Eşine merhamet etmek sadece Hatice validemize has değildir, biz onun kademinde yürüyebiliriz. Anne veya babasına analık etmek sadece Fatma validemize has değildir, biz de onun izi üzereyiz. İlim sahibi olmak sadece Aişe validemize has değildir, biz de âlim olabiliriz. Biz onların ancak ayağının tozu olacağımızı da bu ümmetin velileri arasında zikredilecek kadınlar olduğunu da biliriz. Dostluk ve sıdk sadece Hz. Ebu Bekir’e has değildir, biz de güneşli bir hafta sonu eşimiz ve çocuğumuzla gezmek varken, sesi mahzun diye, bir arkadaşımızın derdini dinlemeye, onun mağarasında onun sıkışıklığını ve karanlığını paylaşmaya koşabiliriz.  Başımız derde girecek olsa bile risk alıp doğruyu söyleyebilir, sapasağlam durup olası herşeyi göğüsleyebiliriz. Biz de ne kadar yoğun ne kadar karışık olurlarsa olsunlar  hislerimizle doğrunun arasını bir yün çilesini ayırır gibi  ayırabiliriz. Arzularımızı ahirete tehir edebilir, sabredip bekleyebiliriz. Biz kevserin Hz. Fatma’dan bu yana durmadan aktığını hissederiz. O sonu cennete varan suda, bir damla da olsa var olmak isteriz. Evet, teşbih yanımız ağır basar, biz suretleri hayalleri severiz, ancak hangi mihrapta durursak duralım diz çöktüğümüzde hep Allaha dua ederiz.  Biz iyi hesap yapar ve kendimize El- Veli’yi veli ediniriz.
Merhamet bazen tutmaktır, bazen bırakmak. Biz uçmak isteyen bir kuşun kanatlarını kırmaya kıyamayız. Onu zorla toprağa bağlı kılamayız. Biliriz kuşlar havada mutludur, toprakta uzun süre yaşayamazlar. Ya bir vahşi hayvan onları yakalar, ya da göklere bakarkenki kederleri…
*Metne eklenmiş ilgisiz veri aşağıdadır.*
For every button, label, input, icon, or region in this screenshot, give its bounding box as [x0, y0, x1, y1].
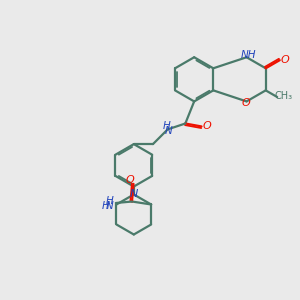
Text: N: N: [165, 126, 173, 136]
Text: O: O: [126, 175, 134, 185]
Text: H: H: [106, 196, 113, 206]
Text: N: N: [130, 190, 138, 200]
Text: O: O: [280, 55, 289, 65]
Text: NH: NH: [241, 50, 256, 60]
Text: O: O: [202, 122, 211, 131]
Text: CH₃: CH₃: [274, 92, 293, 101]
Text: H: H: [163, 122, 170, 131]
Text: H: H: [101, 201, 109, 211]
Text: N: N: [106, 201, 113, 211]
Text: O: O: [242, 98, 250, 108]
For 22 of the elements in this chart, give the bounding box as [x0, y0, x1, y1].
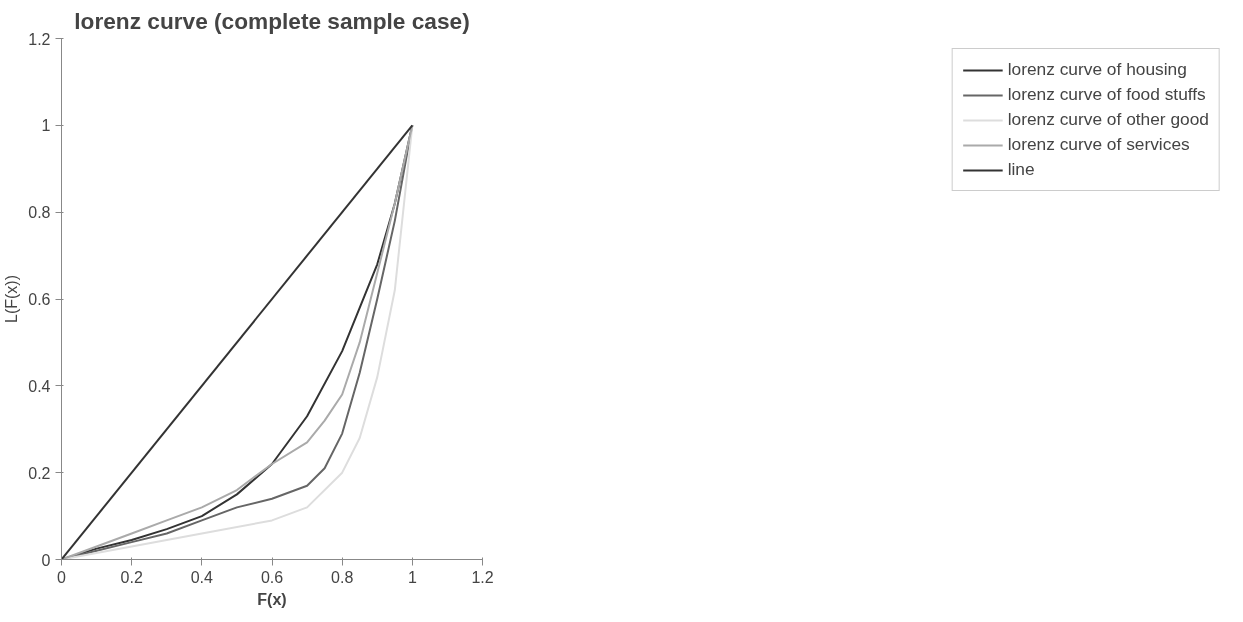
x-tick-label: 0.2 — [120, 568, 143, 586]
x-tick-label: 0.8 — [331, 568, 354, 586]
y-tick-label: 0.6 — [28, 291, 51, 308]
x-tick-label: 0.6 — [260, 568, 284, 586]
legend-label: lorenz curve of food stuffs — [1007, 84, 1206, 105]
y-tick-label: 0.8 — [28, 204, 51, 222]
y-tick-label: 1 — [41, 117, 51, 135]
x-tick-label: 1.2 — [471, 568, 494, 586]
y-tick-label: 1.2 — [28, 30, 51, 48]
x-tick-label: 0 — [57, 568, 67, 586]
y-axis-title: L(F(x)) — [3, 275, 21, 323]
legend-label: lorenz curve of housing — [1007, 59, 1187, 80]
x-axis-title: F(x) — [257, 590, 287, 608]
y-tick-label: 0.2 — [28, 464, 51, 482]
legend-label: lorenz curve of services — [1007, 134, 1190, 155]
y-tick-label: 0 — [41, 551, 51, 569]
x-tick-label: 1 — [407, 568, 417, 586]
chart-title: lorenz curve (complete sample case) — [74, 7, 470, 34]
x-tick-label: 0.4 — [190, 568, 214, 586]
y-tick-label: 0.4 — [28, 377, 51, 395]
legend-label: lorenz curve of other good — [1007, 109, 1209, 130]
legend-label: line — [1007, 159, 1035, 180]
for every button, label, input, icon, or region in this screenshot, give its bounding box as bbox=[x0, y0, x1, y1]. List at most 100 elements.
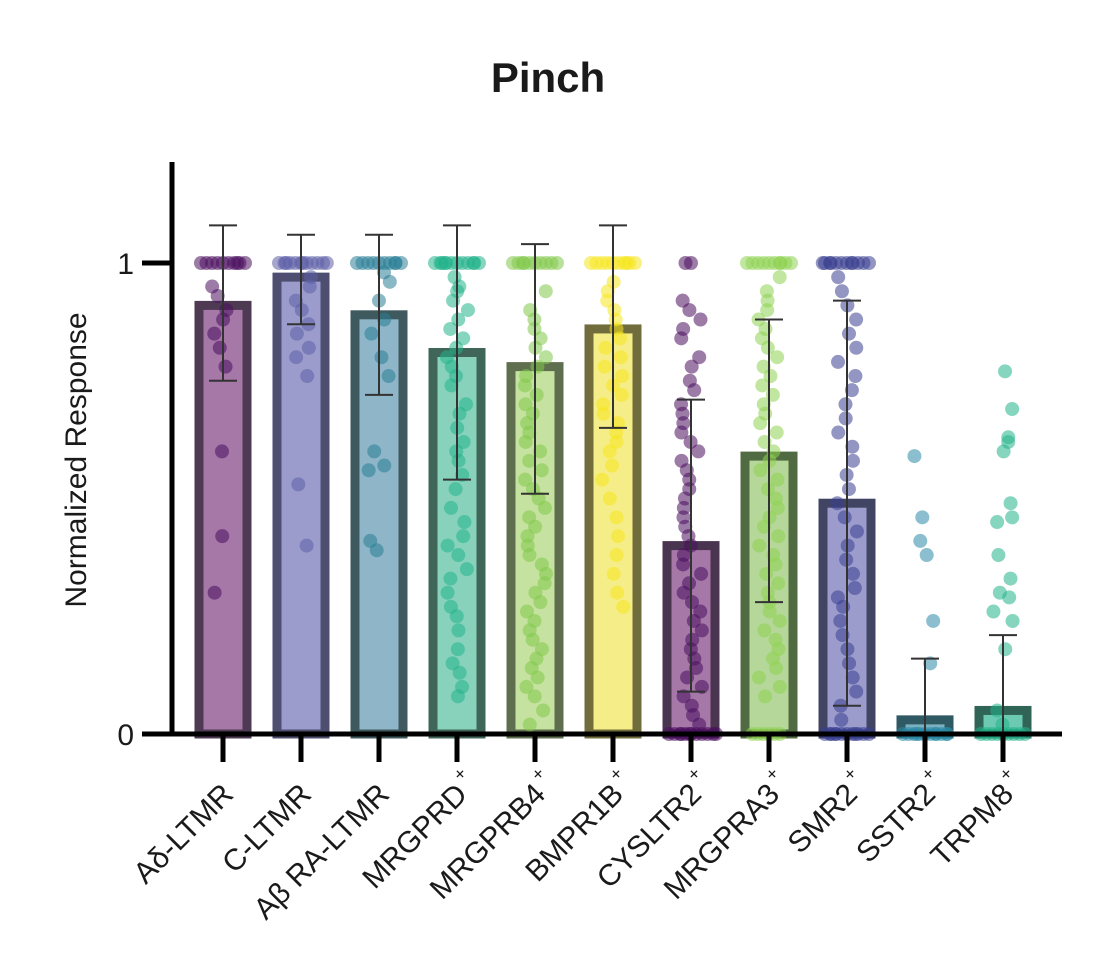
data-point bbox=[459, 562, 474, 577]
data-point bbox=[694, 623, 709, 638]
data-point bbox=[451, 623, 466, 638]
x-tick-label-7: MRGPRA3+ bbox=[658, 763, 786, 906]
chart-title: Pinch bbox=[491, 54, 605, 101]
error-bars-layer bbox=[209, 224, 1017, 734]
x-tick-text-2: Aβ RA-LTMR bbox=[248, 778, 396, 926]
data-point bbox=[845, 670, 860, 685]
data-point bbox=[834, 712, 849, 727]
data-point bbox=[844, 383, 859, 398]
data-point bbox=[537, 576, 552, 591]
data-point bbox=[759, 566, 774, 581]
data-point bbox=[364, 326, 379, 341]
data-point bbox=[848, 369, 863, 384]
data-point bbox=[377, 312, 392, 327]
data-point bbox=[299, 538, 314, 553]
data-point bbox=[443, 571, 458, 586]
data-point bbox=[518, 434, 533, 449]
data-point bbox=[517, 378, 532, 393]
x-tick-label-2: Aβ RA-LTMR bbox=[248, 778, 396, 926]
data-point bbox=[772, 270, 787, 285]
data-point bbox=[448, 482, 463, 497]
data-point bbox=[602, 491, 617, 506]
data-point bbox=[907, 449, 922, 464]
data-point bbox=[831, 354, 846, 369]
data-point bbox=[291, 477, 306, 492]
data-point bbox=[614, 387, 629, 402]
data-point bbox=[536, 703, 551, 718]
data-point bbox=[926, 613, 941, 628]
data-point bbox=[527, 689, 542, 704]
data-point bbox=[847, 580, 862, 595]
data-point bbox=[374, 350, 389, 365]
data-point bbox=[689, 661, 704, 676]
data-point bbox=[991, 548, 1006, 563]
data-point bbox=[676, 557, 691, 572]
data-point bbox=[692, 350, 707, 365]
data-point bbox=[1005, 510, 1020, 525]
data-point bbox=[763, 369, 778, 384]
data-point bbox=[998, 642, 1013, 657]
data-point bbox=[606, 566, 621, 581]
data-point bbox=[440, 585, 455, 600]
data-point bbox=[753, 416, 768, 431]
y-tick-label-0: 0 bbox=[117, 719, 134, 752]
data-point bbox=[849, 340, 864, 355]
data-point bbox=[770, 472, 785, 487]
data-point bbox=[449, 609, 464, 624]
data-point bbox=[676, 585, 691, 600]
data-point bbox=[751, 670, 766, 685]
data-point bbox=[831, 270, 846, 285]
data-point bbox=[612, 331, 627, 346]
data-point bbox=[684, 359, 699, 374]
data-point bbox=[842, 656, 857, 671]
data-point bbox=[913, 533, 928, 548]
data-point bbox=[757, 623, 772, 638]
bar-1 bbox=[272, 272, 330, 739]
data-point bbox=[838, 411, 853, 426]
x-tick-label-10: TRPM8+ bbox=[925, 763, 1020, 873]
data-point bbox=[990, 703, 1005, 718]
data-point bbox=[833, 613, 848, 628]
data-point bbox=[609, 510, 624, 525]
x-tick-text-0: Aδ-LTMR bbox=[127, 778, 240, 891]
data-point bbox=[1003, 571, 1018, 586]
data-point bbox=[831, 425, 846, 440]
data-point bbox=[595, 472, 610, 487]
data-point bbox=[986, 604, 1001, 619]
data-point bbox=[837, 510, 852, 525]
y-axis-label: Normalized Response bbox=[60, 312, 93, 607]
data-point bbox=[616, 599, 631, 614]
data-point bbox=[1003, 496, 1018, 511]
data-point bbox=[382, 274, 397, 289]
data-point bbox=[919, 548, 934, 563]
data-point bbox=[674, 425, 689, 440]
data-point bbox=[456, 529, 471, 544]
data-point bbox=[440, 538, 455, 553]
data-point bbox=[694, 679, 709, 694]
data-point bbox=[615, 369, 630, 384]
data-point bbox=[538, 284, 553, 299]
data-point bbox=[678, 256, 693, 270]
data-point bbox=[452, 665, 467, 680]
y-tick-label-1: 1 bbox=[117, 248, 134, 281]
data-point bbox=[289, 326, 304, 341]
data-point bbox=[319, 256, 334, 270]
data-point bbox=[215, 529, 230, 544]
data-point bbox=[533, 444, 548, 459]
data-point bbox=[771, 529, 786, 544]
data-point bbox=[455, 467, 470, 482]
data-point bbox=[528, 519, 543, 534]
data-point bbox=[772, 613, 787, 628]
data-point bbox=[460, 303, 475, 318]
data-point bbox=[450, 689, 465, 704]
data-point bbox=[194, 256, 208, 270]
data-point bbox=[214, 444, 229, 459]
data-point bbox=[451, 453, 466, 468]
data-point bbox=[836, 599, 851, 614]
data-point bbox=[456, 434, 471, 449]
data-point bbox=[770, 350, 785, 365]
data-point bbox=[367, 444, 382, 459]
data-point bbox=[609, 548, 624, 563]
data-point bbox=[841, 482, 856, 497]
data-point bbox=[522, 548, 537, 563]
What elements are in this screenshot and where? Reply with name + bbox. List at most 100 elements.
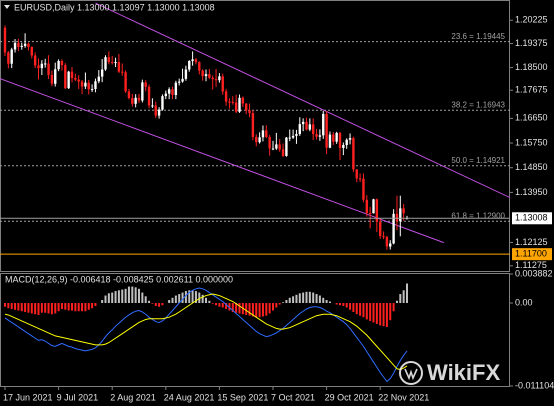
- macd-bar: [208, 300, 211, 304]
- macd-bar: [54, 303, 57, 314]
- macd-bar: [362, 303, 365, 318]
- candle-body: [278, 144, 281, 150]
- macd-bar: [71, 303, 73, 311]
- candle-body: [352, 138, 355, 170]
- y-tick-label: 1.14850: [515, 162, 548, 172]
- candle-body: [3, 27, 7, 53]
- candle-body: [328, 134, 332, 148]
- macd-bar: [124, 288, 127, 304]
- candle-body: [47, 63, 50, 75]
- macd-bar: [64, 303, 67, 310]
- main-frame: [0, 0, 510, 272]
- y-tick-label: -0.011104: [515, 380, 554, 390]
- candle-body: [208, 74, 211, 78]
- candle-body: [111, 62, 114, 64]
- macd-bar: [342, 303, 345, 307]
- macd-bar: [225, 303, 228, 309]
- macd-bar: [395, 300, 398, 304]
- candle-body: [30, 47, 33, 56]
- candle-body: [234, 102, 238, 112]
- candle-body: [358, 178, 362, 180]
- macd-bar: [365, 303, 368, 320]
- macd-bar: [355, 303, 358, 315]
- candle-body: [348, 138, 352, 140]
- candle-body: [104, 57, 107, 70]
- macd-bar: [14, 303, 17, 310]
- candle-body: [312, 124, 315, 134]
- x-tick-label: 9 Jul 2021: [57, 392, 99, 402]
- candle-body: [70, 71, 74, 79]
- candle-body: [389, 243, 392, 247]
- candle-body: [94, 81, 97, 89]
- macd-bar: [318, 295, 321, 304]
- candle-body: [40, 63, 44, 69]
- candle-body: [198, 62, 201, 71]
- candle-body: [365, 199, 368, 214]
- macd-bar: [104, 295, 107, 304]
- macd-bar: [184, 291, 187, 304]
- x-tick-label: 22 Nov 2021: [378, 392, 429, 402]
- candle-body: [174, 82, 178, 96]
- macd-bar: [117, 290, 120, 304]
- macd-bar: [138, 288, 140, 304]
- macd-bar: [111, 292, 114, 304]
- macd-bar: [154, 303, 157, 307]
- price-label-box: [512, 212, 552, 225]
- candle-body: [154, 105, 157, 116]
- candle-body: [332, 134, 335, 142]
- price-label: 1.13008: [515, 213, 548, 223]
- candle-body: [97, 76, 100, 82]
- macd-bar: [255, 303, 258, 318]
- macd-bar: [298, 293, 301, 304]
- candle-body: [221, 76, 224, 92]
- macd-bar: [91, 303, 94, 309]
- candle-body: [64, 65, 67, 89]
- macd-bar: [248, 303, 251, 316]
- candle-body: [204, 74, 208, 77]
- y-tick-label: 0.00: [515, 297, 533, 307]
- macd-bar: [40, 303, 43, 313]
- macd-bar: [205, 297, 207, 304]
- candle-body: [201, 70, 204, 77]
- candle-body: [80, 81, 84, 87]
- x-tick-label: 17 Jun 2021: [3, 392, 53, 402]
- macd-bar: [30, 303, 33, 314]
- candle-body: [114, 62, 117, 64]
- candle-body: [288, 137, 291, 139]
- y-tick-label: 1.15750: [515, 137, 548, 147]
- candle-body: [305, 121, 308, 130]
- macd-bar: [235, 303, 238, 313]
- macd-bar: [382, 303, 385, 327]
- macd-bar: [372, 303, 375, 323]
- macd-bar: [312, 292, 315, 304]
- macd-bar: [402, 290, 405, 304]
- candle-body: [167, 89, 171, 94]
- macd-bar: [315, 294, 318, 304]
- candle-body: [298, 124, 301, 134]
- macd-bar: [74, 303, 77, 312]
- macd-bar: [201, 294, 204, 304]
- macd-bar: [148, 300, 151, 304]
- candle-body: [392, 213, 395, 244]
- x-tick-label: 15 Sep 2021: [217, 392, 268, 402]
- candle-body: [231, 101, 234, 103]
- candle-body: [322, 113, 325, 136]
- macd-bar: [335, 303, 338, 305]
- macd-bar: [131, 286, 134, 304]
- macd-bar: [325, 300, 328, 304]
- macd-bar: [47, 303, 50, 314]
- candle-body: [241, 97, 245, 104]
- candle-body: [402, 208, 405, 214]
- candle-body: [7, 52, 10, 64]
- y-tick-label: 1.17675: [515, 85, 548, 95]
- candle-body: [131, 98, 134, 104]
- candle-body: [60, 60, 64, 66]
- candle-body: [291, 135, 295, 138]
- trend-line: [95, 2, 510, 199]
- macd-bar: [292, 296, 295, 304]
- menu-arrow[interactable]: [4, 5, 10, 9]
- macd-bar: [295, 294, 298, 304]
- macd-bar: [188, 290, 191, 304]
- candle-body: [285, 137, 288, 156]
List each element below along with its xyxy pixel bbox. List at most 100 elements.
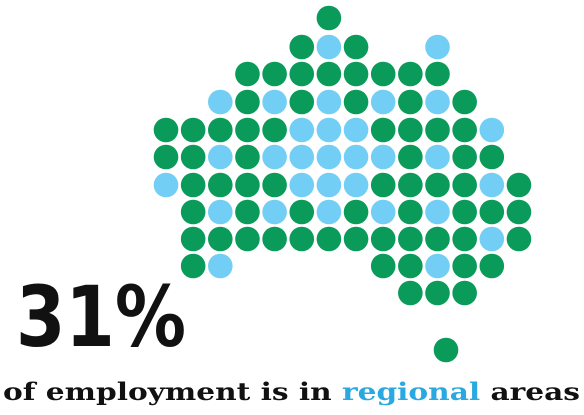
map-dot <box>452 199 477 225</box>
map-dot <box>452 253 477 279</box>
map-dot <box>398 172 423 198</box>
map-dot <box>235 226 260 252</box>
map-dot <box>262 61 287 87</box>
map-dot <box>452 117 477 143</box>
map-dot <box>425 172 450 198</box>
map-dot <box>452 144 477 170</box>
map-dot <box>208 117 233 143</box>
figure: 31% <box>16 268 186 366</box>
map-dot <box>343 199 369 225</box>
map-dot <box>316 5 342 31</box>
map-dot <box>316 226 342 252</box>
map-dot <box>506 199 532 225</box>
map-dot <box>425 34 450 60</box>
map-dot <box>506 172 532 198</box>
map-dot <box>262 117 287 143</box>
map-dot <box>262 199 287 225</box>
map-dot <box>479 226 505 252</box>
map-dot <box>506 226 532 252</box>
map-dot <box>479 253 505 279</box>
map-dot <box>479 172 505 198</box>
map-dot <box>262 144 287 170</box>
caption-after: areas <box>480 377 580 406</box>
map-dot <box>370 172 396 198</box>
map-dot <box>398 226 423 252</box>
map-dot <box>289 34 315 60</box>
map-dot <box>398 61 423 87</box>
map-dot <box>370 253 396 279</box>
map-dot <box>343 172 369 198</box>
map-dot <box>433 337 459 363</box>
map-dot <box>180 199 206 225</box>
map-dot <box>452 172 477 198</box>
map-dot <box>289 144 315 170</box>
map-dot <box>479 199 505 225</box>
map-dot <box>208 89 233 115</box>
map-dot <box>452 280 477 306</box>
map-dot <box>235 117 260 143</box>
map-dot <box>425 117 450 143</box>
map-dot <box>479 144 505 170</box>
map-dot <box>398 253 423 279</box>
map-dot <box>316 144 342 170</box>
caption-highlight: regional <box>342 377 480 406</box>
map-dot <box>370 144 396 170</box>
map-dot <box>289 199 315 225</box>
caption-before: of employment is in <box>3 377 342 406</box>
map-dot <box>425 89 450 115</box>
map-dot <box>370 226 396 252</box>
map-dot <box>208 144 233 170</box>
map-dot <box>316 34 342 60</box>
map-dot <box>289 117 315 143</box>
map-dot <box>316 199 342 225</box>
map-dot <box>180 226 206 252</box>
map-dot <box>289 172 315 198</box>
map-dot <box>235 199 260 225</box>
map-dot <box>316 89 342 115</box>
map-dot <box>262 89 287 115</box>
map-dot <box>425 144 450 170</box>
map-dot <box>289 89 315 115</box>
map-dot <box>208 172 233 198</box>
map-dot <box>262 226 287 252</box>
map-dot <box>343 144 369 170</box>
map-dot <box>289 226 315 252</box>
map-dot <box>370 117 396 143</box>
map-dot <box>153 172 179 198</box>
map-dot <box>398 89 423 115</box>
map-dot <box>370 61 396 87</box>
map-dot <box>180 172 206 198</box>
map-dot <box>208 199 233 225</box>
map-dot <box>343 89 369 115</box>
map-dot <box>425 61 450 87</box>
map-dot <box>398 117 423 143</box>
map-dot <box>153 144 179 170</box>
map-dot <box>316 172 342 198</box>
map-dot <box>425 199 450 225</box>
map-dot <box>398 199 423 225</box>
map-dot <box>262 172 287 198</box>
map-dot <box>153 117 179 143</box>
map-dot <box>343 34 369 60</box>
map-dot <box>370 199 396 225</box>
map-dot <box>452 226 477 252</box>
map-dot <box>316 117 342 143</box>
map-dot <box>235 61 260 87</box>
map-dot <box>235 172 260 198</box>
map-dot <box>452 89 477 115</box>
caption: of employment is in regional areas <box>3 377 580 406</box>
dot-map <box>153 5 532 363</box>
map-dot <box>180 144 206 170</box>
map-dot <box>180 253 206 279</box>
map-dot <box>235 89 260 115</box>
map-dot <box>370 89 396 115</box>
map-dot <box>479 117 505 143</box>
map-dot <box>343 226 369 252</box>
map-dot <box>343 117 369 143</box>
map-dot <box>208 226 233 252</box>
map-dot <box>343 61 369 87</box>
map-dot <box>289 61 315 87</box>
map-dot <box>208 253 233 279</box>
map-dot <box>425 226 450 252</box>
Bir kaba hesap yaparız. Bunun için ince hesaba gerek yoktur. Bütün dünyevi dertleri bir çuvala koyarız. Onları pazara götürüp satarız, karşılığında bir dirhem hakiki dert alırız. Daha fazlasını takatimiz çekmez.  Böylece artık kimsenin karşısında ağlamayız, kimsenin elini tutmaya muhtaç olmayız, kimsenin ilgisini dilenmeyiz. Onun huzurunda ağlarız, Ona yalvarırız, Ona nazlanırız, Ona şikayet ederiz, Ona mızmızlanırız. Biz istediklerimiz ne kadar sebeplere ve imkana ters olsa da Onun kudretini iyi hesaplarız. “Hazinesi sınırsız olan için istediklerimiz nedir ki?” deriz. Ne istemekten ne ümid etmekten vaz geçeriz.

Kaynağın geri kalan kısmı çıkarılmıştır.